There’s still a lot we don’t know, beginning with the company’s profitability for previous years, and whether 2012 is a representative year. The company says that’s the case, but it hasn’t provided any paper to support this assertion.
NorthwesTel could have used all manner of accounting slights-of-hand that could be used to minimize the company’s reported profits. Keeping that in mind, we reckon our estimate of surplus profits is conservative.
And we don’t know what NorthwesTel has done with its surplus profits – although it seems safe to say not much has been invested back in the company. After all, this week’s CRTC hearings were held because regulators concluded that NorthwesTel hadn’t kept up with replacing its antiquated equipment, to the detriment of customers.
Flaherty insists that the CRTC has gotten a lot wrong, and that his company has invested reasonably in its northern infrastructure. But he would say that, wouldn’t he? It’s his job to present his company in the best possible light.
The CRTC’s conclusions, meanwhile, merely match what you’d expect from a company that has long enjoyed a monopoly over many telecommunication services in the North. Monopolies as a rule try to squeeze what cash they can from their captive customer bases.
Flaherty has a point when he notes that NorthwesTel’s operating costs are far higher than usual for his industry. The company serves 40 per cent of Canada’s land mass, and just 0.3 per cent of the country’s population, or 120,000 people.

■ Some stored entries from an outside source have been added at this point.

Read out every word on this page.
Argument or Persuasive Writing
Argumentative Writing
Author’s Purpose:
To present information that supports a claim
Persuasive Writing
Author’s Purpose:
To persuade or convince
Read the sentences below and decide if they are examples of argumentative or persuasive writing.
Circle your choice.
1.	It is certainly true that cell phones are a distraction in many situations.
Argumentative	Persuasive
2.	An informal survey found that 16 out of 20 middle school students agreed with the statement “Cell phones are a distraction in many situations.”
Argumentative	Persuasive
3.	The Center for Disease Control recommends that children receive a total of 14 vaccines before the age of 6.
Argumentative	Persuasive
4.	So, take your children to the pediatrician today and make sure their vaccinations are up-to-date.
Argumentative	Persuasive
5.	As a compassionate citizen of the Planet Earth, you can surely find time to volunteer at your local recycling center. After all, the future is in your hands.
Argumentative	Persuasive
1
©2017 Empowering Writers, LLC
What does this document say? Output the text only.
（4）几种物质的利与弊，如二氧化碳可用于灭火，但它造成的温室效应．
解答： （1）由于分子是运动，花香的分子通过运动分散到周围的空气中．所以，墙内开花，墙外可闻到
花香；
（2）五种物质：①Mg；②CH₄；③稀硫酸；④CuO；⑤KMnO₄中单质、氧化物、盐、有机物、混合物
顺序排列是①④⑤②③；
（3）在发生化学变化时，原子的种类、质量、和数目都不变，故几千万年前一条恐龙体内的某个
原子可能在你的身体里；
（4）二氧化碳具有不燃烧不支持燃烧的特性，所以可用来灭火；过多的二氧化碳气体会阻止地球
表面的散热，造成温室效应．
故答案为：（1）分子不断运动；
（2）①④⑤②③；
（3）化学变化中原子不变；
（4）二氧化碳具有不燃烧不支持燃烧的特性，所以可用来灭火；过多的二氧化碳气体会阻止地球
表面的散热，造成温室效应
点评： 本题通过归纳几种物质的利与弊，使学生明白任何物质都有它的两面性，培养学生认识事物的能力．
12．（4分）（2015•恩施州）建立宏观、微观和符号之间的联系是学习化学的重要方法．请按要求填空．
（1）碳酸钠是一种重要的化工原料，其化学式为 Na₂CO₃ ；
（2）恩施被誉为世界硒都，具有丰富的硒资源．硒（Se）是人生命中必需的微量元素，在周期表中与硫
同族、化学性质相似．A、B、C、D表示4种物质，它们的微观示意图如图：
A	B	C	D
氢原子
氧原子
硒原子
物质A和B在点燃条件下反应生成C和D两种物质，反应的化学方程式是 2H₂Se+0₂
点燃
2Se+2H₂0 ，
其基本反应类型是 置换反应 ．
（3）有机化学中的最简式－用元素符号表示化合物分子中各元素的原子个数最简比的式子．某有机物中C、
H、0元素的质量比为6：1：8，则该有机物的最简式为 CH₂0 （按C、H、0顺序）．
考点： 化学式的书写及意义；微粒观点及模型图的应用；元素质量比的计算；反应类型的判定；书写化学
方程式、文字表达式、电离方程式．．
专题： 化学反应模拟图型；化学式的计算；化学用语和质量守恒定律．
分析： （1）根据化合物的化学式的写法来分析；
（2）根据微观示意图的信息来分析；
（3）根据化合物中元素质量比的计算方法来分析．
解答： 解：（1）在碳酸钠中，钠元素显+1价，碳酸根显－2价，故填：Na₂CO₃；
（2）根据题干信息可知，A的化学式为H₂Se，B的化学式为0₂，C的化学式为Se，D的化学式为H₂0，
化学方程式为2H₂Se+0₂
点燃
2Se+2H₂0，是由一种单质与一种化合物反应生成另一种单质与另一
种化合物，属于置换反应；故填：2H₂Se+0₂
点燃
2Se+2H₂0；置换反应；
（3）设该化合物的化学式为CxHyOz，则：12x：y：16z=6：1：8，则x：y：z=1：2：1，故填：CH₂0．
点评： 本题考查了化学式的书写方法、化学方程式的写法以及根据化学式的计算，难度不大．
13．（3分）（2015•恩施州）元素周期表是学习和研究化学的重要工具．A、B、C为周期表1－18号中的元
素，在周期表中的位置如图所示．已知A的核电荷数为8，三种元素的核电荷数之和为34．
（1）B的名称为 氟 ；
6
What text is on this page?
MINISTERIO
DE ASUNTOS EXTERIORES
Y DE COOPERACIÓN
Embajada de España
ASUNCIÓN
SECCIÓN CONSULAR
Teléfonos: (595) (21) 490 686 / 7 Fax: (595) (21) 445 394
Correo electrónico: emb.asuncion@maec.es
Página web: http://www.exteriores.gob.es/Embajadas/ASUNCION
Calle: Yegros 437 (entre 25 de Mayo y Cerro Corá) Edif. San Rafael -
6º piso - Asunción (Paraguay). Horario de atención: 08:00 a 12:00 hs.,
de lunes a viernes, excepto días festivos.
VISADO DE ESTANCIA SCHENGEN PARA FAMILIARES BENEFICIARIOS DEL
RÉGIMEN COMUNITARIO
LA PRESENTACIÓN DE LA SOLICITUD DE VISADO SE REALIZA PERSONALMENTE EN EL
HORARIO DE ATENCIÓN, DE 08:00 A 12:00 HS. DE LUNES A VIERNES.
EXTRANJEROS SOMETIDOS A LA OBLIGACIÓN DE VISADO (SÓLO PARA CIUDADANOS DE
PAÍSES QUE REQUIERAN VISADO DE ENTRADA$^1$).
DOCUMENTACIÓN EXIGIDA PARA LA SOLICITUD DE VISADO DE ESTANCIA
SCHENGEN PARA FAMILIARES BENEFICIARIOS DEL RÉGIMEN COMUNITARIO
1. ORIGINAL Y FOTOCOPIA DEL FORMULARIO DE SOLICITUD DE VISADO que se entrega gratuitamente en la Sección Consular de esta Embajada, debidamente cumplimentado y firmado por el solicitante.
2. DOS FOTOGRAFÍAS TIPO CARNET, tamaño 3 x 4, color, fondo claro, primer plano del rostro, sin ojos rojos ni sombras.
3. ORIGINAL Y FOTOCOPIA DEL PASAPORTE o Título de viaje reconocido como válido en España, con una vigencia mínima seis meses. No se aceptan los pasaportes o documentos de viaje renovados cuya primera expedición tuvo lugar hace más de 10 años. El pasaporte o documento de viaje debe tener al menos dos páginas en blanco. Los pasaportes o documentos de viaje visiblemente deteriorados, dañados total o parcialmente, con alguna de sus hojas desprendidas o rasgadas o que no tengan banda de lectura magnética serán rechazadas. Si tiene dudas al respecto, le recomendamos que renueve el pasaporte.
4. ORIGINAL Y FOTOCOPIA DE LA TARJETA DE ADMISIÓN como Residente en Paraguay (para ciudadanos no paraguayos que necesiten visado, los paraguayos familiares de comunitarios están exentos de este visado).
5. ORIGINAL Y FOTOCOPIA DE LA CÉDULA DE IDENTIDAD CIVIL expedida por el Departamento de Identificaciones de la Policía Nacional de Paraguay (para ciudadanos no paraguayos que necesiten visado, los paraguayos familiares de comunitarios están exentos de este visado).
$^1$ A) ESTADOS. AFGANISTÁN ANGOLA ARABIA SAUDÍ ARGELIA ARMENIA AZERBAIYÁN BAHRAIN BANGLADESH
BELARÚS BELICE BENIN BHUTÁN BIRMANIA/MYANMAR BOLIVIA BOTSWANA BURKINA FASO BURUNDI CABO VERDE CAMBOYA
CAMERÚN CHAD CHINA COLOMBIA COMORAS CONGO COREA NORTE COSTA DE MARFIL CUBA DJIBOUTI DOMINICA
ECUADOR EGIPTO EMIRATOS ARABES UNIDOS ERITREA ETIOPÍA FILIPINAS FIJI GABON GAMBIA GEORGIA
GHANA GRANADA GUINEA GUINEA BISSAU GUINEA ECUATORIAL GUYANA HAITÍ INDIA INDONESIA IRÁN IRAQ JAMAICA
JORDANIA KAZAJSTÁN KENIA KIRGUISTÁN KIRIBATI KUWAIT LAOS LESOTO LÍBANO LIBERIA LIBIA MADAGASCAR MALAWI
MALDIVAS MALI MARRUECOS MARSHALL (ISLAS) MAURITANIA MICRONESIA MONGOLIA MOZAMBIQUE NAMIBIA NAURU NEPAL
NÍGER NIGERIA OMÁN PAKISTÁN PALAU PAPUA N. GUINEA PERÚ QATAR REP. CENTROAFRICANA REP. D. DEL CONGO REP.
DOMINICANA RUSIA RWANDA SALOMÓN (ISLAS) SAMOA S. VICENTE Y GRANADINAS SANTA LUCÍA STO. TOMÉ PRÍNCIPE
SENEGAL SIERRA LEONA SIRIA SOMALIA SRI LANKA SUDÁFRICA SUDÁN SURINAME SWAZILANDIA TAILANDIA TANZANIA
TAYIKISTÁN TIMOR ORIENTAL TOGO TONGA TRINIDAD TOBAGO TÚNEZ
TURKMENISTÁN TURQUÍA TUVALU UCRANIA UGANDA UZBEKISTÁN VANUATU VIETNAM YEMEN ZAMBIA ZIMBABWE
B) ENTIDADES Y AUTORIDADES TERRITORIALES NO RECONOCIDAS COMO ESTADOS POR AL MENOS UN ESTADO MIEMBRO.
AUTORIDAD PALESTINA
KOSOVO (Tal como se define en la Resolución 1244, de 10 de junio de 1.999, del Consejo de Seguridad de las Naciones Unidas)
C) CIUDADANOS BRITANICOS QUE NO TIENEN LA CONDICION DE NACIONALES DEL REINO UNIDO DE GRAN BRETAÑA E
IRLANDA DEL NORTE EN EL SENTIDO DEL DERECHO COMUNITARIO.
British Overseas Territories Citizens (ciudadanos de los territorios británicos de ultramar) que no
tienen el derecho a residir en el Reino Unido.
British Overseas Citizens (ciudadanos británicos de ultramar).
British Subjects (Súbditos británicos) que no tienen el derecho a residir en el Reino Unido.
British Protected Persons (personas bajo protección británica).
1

But NorthwesTel receives an annual public subsidy of about $20 million to prop up its money-losing land-line services offered in the North’s remote communities. For a considerable chunk of NorthwesTel’s business, it receives a nearly guaranteed profit.
The threat of competition entering the northern telephone racket has prompted NorthwesTel to trim its staff and improve its services. But one bind that the company now faces is that these changes only reinforce the perception that customers have been bilked in the past.
It’s awfully nice that the company has decided to cut in half the fees it dings its Internet users who exceed their monthly usage allotments, but doesn’t this simply confirm the suspicion that these rates were always exorbitant? (The new rates remain double the norm in southern Canada, although Flaherty notes they don’t compare badly to what’s charged in Alaska.)
Similarly, it’s great to hear that Internet speeds will double or triple in most Yukon communities later this summer, but it’s hard to imagine this speed boost happening, if not for the fact that the company is pleading for public support to help win CRTC approval of its $233-million modernization plan.
Then there’s the key matter of how much NorthwesTel should be allowed to charge other companies to use the only fibre-optic cable connecting the Yukon to the rest of Canada. The CRTC reviewed the company’s cost estimates and deemed them to be wildly exaggerated. Regulators ordered those costs be cut by 70 per cent. Flaherty now pouts that if these cuts are held, it could hold up the laying of additional fibre-optic cable in the territory. While the company asserts that the CRTC has it all wrong, it’s hard to not see this as another case of NorthwesTel attempting to throttle any emerging competition.
As it stands, this situation is akin to having access to the Alaska Highway controlled by one of the big freight-haul companies. Conveniently, the rates charged at the toll booth make it difficult for any competitors to enter the market. If there’s a lesson to be learned from all this, perhaps it’s that we shouldn’t depend on a single company to provide such key infrastructure.
Our late-as-usual territorial government is now talking about commissioning a study into it building a rival fibre-optic line that would connect via Skagway to an undersea cable at Juneau.
It’s a good idea, but it seems far-fetched to imagine this fibre link being built any time soon. In the meantime, most of us will remain dependent on NorthwesTel, just as the company likes it.